Mas, também, haviam os caminhos secundários por onde, certamente, tropeiros, carreteiros viajantes, suas famílias e empregados se embrenhavam por estas terras, pelos campos com coxilhas (colinas), capões e banhados, da hoje conhecida Canoas. Terra onde se assentou a família de um dos primeiros tropeiros que aqui chegaram, o conquistador e povoador Francisco Pinto Bandeira.  Alguns autores chamam sua paragem de Guaixim - Sapucaia, onde ficava a sede da Fazenda do Gravataí, na Colina do Abílio, hoje bairro Estância Velha.Um local estratégico com ampla visão para os lados de Porto Alegre e para as várzeas dos rios da região, cujas características naturais certamente chamou a atenção destes viajantes.
“... a história do início do tropeirismo, tal qual seu apogeu, considerado pela historiografia atual como sendo os séculos XVIII e a primeira metade do XIX, esteve inter-relacionada a feições físicas características de cada região... ...graças as suas especificidades geológicas e biológicas, tornaram-se um importante ponto de apoio aos viajantes. (Entre mio-mios e embiras: homens e animais no caminho das tropas, pg 26)
Neste sentido este artigo busca destacar especificamente a nascente a beira da estrada que se firmou na região, neste período: a Estrada da Aldeia, sendo caminho de viajantes e tropeiros entre a Aldeia dos Anjos (Gravataí) e outras partes do país. Através do Passo das Canoas escoavam mercadorias pelos rios locais, principalmente o cultivo da mandioca e a exportação de farinha, contribuindo para o desenvolvimento da região.
Com a criação dos quatro primeiros municípios no estado do Rio Grande do Sul – Porto Alegre, Santo Antonio da Patrulha, Rio Grande e Rio Pardo, no início do Século XVIII a Aldeia dos Anjos, atual cidade de Gravataí, abraçava nos arredores, hoje as cidades de Canoas, Esteio, Cachoeirinha, Santa Rita, passando a ser distrito de Porto Alegre. Intenso eram por seus caminhos o trânsito de carretas de mercadorias entre a região, o Litoral e a Serra. E a Fonte na Estrada da Aldeia, atual Avenida Santos Ferreira, provavelmente recebia estes viajantes em suas paradas, proporcionando boa água ali existente e descanso.
Salientamos a importância de marcar e ampliar esta parte da história local, desta Fonte, da Cidade, da Região e do Estado, como espaço escolhido pelo povoador para morada, e tendo ainda como marco o cuidado ambiental de Lorenço Rosa ao criar em 1904 a proteção da nascente que ainda resta na chamada  fonte Dona Josefina.
A memória da parada dos viajantes na Fonte está registrada na produção historiográfica Canoas- Para Lembrar Quem Somos: Estância Velha. Nesta obra Noely Soares, o seu Neno, conta como funcionava o acampamento dos carreteiros ali na fonte, onde sesteavam, davam água para os bois e até pernoitavam, quando negociavam com o matadouro que se instalou nos seus arredores.

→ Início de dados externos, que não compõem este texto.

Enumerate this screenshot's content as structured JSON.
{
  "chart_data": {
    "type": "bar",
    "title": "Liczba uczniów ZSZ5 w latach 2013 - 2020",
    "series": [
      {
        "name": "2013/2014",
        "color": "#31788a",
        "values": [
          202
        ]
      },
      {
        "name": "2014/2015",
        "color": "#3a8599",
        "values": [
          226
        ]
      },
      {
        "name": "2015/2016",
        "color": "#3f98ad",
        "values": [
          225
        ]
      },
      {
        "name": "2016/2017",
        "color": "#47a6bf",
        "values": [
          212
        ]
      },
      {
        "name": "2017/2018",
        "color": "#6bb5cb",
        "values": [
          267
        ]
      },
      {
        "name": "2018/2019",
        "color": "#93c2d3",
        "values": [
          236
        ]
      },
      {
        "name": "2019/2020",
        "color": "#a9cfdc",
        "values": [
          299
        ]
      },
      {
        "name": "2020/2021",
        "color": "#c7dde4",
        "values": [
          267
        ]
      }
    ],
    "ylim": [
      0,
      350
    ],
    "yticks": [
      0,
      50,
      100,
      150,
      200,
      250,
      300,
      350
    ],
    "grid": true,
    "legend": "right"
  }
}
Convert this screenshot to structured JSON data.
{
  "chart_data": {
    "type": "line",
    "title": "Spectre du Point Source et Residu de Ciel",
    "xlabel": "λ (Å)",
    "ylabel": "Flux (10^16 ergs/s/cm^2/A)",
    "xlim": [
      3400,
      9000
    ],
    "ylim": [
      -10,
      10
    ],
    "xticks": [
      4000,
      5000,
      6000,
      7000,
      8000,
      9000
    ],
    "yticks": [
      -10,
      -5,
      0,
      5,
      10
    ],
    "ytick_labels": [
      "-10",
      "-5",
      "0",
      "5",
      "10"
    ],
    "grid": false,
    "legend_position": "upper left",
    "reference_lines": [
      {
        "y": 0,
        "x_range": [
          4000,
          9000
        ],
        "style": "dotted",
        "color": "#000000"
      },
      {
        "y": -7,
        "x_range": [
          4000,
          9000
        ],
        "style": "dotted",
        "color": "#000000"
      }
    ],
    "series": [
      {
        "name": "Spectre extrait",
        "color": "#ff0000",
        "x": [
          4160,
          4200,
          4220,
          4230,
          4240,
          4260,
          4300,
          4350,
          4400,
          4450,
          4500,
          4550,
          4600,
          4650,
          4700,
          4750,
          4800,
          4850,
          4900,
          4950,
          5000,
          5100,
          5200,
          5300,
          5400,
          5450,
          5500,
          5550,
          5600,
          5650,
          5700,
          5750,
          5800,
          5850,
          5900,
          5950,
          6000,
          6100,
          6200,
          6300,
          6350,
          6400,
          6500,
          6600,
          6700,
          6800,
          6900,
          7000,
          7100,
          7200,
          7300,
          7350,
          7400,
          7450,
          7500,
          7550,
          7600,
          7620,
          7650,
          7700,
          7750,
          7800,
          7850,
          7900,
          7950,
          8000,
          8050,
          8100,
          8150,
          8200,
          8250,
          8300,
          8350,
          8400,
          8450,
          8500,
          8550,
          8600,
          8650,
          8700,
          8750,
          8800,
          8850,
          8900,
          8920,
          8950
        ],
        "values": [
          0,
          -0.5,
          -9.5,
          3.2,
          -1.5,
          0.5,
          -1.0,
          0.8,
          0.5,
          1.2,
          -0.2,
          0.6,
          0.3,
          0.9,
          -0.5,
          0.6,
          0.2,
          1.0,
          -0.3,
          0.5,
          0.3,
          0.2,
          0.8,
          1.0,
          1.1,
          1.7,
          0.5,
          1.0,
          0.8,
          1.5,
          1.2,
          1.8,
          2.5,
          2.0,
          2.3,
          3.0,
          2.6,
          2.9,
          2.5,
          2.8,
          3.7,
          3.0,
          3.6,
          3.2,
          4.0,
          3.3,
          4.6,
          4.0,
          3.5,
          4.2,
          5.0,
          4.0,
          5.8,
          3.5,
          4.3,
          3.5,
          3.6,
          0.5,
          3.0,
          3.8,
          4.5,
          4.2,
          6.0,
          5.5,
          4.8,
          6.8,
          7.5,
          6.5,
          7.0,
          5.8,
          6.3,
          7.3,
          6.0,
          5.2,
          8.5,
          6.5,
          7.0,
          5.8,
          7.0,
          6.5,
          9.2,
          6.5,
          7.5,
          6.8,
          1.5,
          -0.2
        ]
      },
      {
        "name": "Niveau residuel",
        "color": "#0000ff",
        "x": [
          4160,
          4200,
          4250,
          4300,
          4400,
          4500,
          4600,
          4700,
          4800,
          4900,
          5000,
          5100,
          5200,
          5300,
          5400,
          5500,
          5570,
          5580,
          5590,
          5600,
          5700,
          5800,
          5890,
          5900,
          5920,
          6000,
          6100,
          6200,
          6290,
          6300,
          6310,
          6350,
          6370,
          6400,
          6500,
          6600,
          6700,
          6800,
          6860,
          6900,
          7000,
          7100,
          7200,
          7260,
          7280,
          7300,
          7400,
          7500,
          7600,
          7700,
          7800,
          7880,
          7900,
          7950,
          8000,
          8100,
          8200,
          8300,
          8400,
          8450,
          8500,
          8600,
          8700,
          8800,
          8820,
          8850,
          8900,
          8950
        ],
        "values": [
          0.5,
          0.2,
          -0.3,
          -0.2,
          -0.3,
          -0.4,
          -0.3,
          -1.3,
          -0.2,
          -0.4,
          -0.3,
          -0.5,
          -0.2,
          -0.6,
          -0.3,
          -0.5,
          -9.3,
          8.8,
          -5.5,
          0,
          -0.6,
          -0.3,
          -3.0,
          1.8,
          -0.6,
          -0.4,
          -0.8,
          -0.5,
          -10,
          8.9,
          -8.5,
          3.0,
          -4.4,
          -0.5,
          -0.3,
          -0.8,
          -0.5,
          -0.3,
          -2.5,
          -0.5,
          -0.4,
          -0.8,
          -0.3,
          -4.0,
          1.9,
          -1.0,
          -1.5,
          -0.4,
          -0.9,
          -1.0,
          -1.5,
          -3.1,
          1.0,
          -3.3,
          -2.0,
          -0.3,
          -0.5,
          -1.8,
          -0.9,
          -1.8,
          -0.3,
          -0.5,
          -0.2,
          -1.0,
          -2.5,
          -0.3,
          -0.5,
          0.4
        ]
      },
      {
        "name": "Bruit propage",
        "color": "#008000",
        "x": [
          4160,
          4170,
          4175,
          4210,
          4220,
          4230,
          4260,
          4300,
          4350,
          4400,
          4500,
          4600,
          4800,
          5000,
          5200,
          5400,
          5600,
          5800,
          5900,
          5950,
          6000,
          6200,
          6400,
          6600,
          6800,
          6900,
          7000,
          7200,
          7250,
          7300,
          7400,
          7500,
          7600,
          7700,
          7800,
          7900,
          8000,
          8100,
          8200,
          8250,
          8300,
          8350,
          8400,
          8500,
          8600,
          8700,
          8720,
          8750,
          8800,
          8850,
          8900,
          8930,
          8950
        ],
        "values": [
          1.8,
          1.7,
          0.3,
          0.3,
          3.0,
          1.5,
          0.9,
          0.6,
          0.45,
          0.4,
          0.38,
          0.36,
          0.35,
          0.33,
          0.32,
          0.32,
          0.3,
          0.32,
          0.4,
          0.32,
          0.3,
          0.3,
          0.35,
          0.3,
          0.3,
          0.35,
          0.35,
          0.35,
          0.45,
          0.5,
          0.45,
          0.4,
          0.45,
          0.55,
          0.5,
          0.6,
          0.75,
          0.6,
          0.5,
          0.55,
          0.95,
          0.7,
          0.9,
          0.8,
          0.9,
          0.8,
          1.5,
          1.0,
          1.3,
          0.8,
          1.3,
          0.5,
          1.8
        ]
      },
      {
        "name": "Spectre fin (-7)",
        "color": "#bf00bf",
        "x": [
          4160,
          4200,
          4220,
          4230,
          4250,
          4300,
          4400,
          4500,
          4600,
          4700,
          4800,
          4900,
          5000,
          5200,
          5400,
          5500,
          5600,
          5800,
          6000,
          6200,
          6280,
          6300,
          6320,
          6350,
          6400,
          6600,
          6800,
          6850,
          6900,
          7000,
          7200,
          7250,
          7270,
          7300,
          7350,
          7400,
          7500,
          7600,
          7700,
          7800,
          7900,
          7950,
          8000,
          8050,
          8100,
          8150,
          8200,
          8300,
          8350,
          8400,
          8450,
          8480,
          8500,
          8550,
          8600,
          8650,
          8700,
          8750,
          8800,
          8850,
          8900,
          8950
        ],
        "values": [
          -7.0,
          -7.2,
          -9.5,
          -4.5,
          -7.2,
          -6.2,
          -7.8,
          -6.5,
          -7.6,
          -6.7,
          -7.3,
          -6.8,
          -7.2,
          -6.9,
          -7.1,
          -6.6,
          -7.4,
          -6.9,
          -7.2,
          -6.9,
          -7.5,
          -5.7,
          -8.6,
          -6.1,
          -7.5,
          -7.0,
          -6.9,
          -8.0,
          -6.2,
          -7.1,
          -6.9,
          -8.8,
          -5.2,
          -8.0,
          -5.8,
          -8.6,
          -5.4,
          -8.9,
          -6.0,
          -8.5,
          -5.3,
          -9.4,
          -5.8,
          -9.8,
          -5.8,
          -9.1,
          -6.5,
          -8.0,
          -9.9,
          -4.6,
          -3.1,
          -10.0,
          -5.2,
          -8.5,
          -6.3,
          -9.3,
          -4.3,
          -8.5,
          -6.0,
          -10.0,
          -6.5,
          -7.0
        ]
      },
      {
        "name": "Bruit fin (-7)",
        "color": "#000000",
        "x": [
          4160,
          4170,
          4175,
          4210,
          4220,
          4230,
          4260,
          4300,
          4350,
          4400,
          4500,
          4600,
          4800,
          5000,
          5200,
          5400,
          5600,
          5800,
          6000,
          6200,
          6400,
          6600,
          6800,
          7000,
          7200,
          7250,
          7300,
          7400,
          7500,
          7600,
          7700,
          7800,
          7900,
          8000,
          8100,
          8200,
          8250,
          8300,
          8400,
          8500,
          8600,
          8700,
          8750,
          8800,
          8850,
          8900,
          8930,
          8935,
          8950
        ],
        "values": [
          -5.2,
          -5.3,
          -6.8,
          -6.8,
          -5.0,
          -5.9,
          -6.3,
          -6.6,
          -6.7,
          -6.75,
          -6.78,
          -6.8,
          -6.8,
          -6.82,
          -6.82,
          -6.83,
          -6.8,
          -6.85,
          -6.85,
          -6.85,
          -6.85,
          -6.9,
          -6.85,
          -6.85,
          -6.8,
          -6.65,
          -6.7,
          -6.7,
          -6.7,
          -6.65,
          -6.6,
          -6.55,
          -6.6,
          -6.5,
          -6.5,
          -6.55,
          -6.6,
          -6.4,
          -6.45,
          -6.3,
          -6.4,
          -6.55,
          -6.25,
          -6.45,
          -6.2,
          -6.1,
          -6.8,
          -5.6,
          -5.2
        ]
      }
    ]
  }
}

Isso por volta de 1925, onde hoje é a Capatazia da Prefeitura. Nesta época, já se caracterizava como o final do tropeirismo, afirmado neste livro, com o advento das ferrovias e estradas e caminhões. O que firmou o início da história de Canoas. Entre outros relatos sobre esta fonte histórica, está o do Cônego Engilberto Hartmann contando que, no início do Século XX, quando seus avós iam de Taquari para o litoral, de carroça, passavam pela Estância Velha. Ele conta que esse era o caminho mais curto para a praia (veja mapa abaixo), e a Fonte Dona Josefina era o terceiro local de pernoite do grupo. “Dali eram mais 3 dias até Tramandaí” (1997).
E o projeto do Rio Guri tem orgulho de ter recebido em 2013, das mãos do saudoso poeta local Etevaldo Silveira, os versos sobre a Fonte Josefina que descrevem poeticamente essa jornada dos viajantes, reforçando o espaço da fonte como patrimônio natural e histórico.

Fontes bibiográficas:
PENNA, Rejane (Org). Canoas – Para Lembrar quem somos: Estância Velha. Canoas: Tecnicópias Gráfica e Editora, 1997.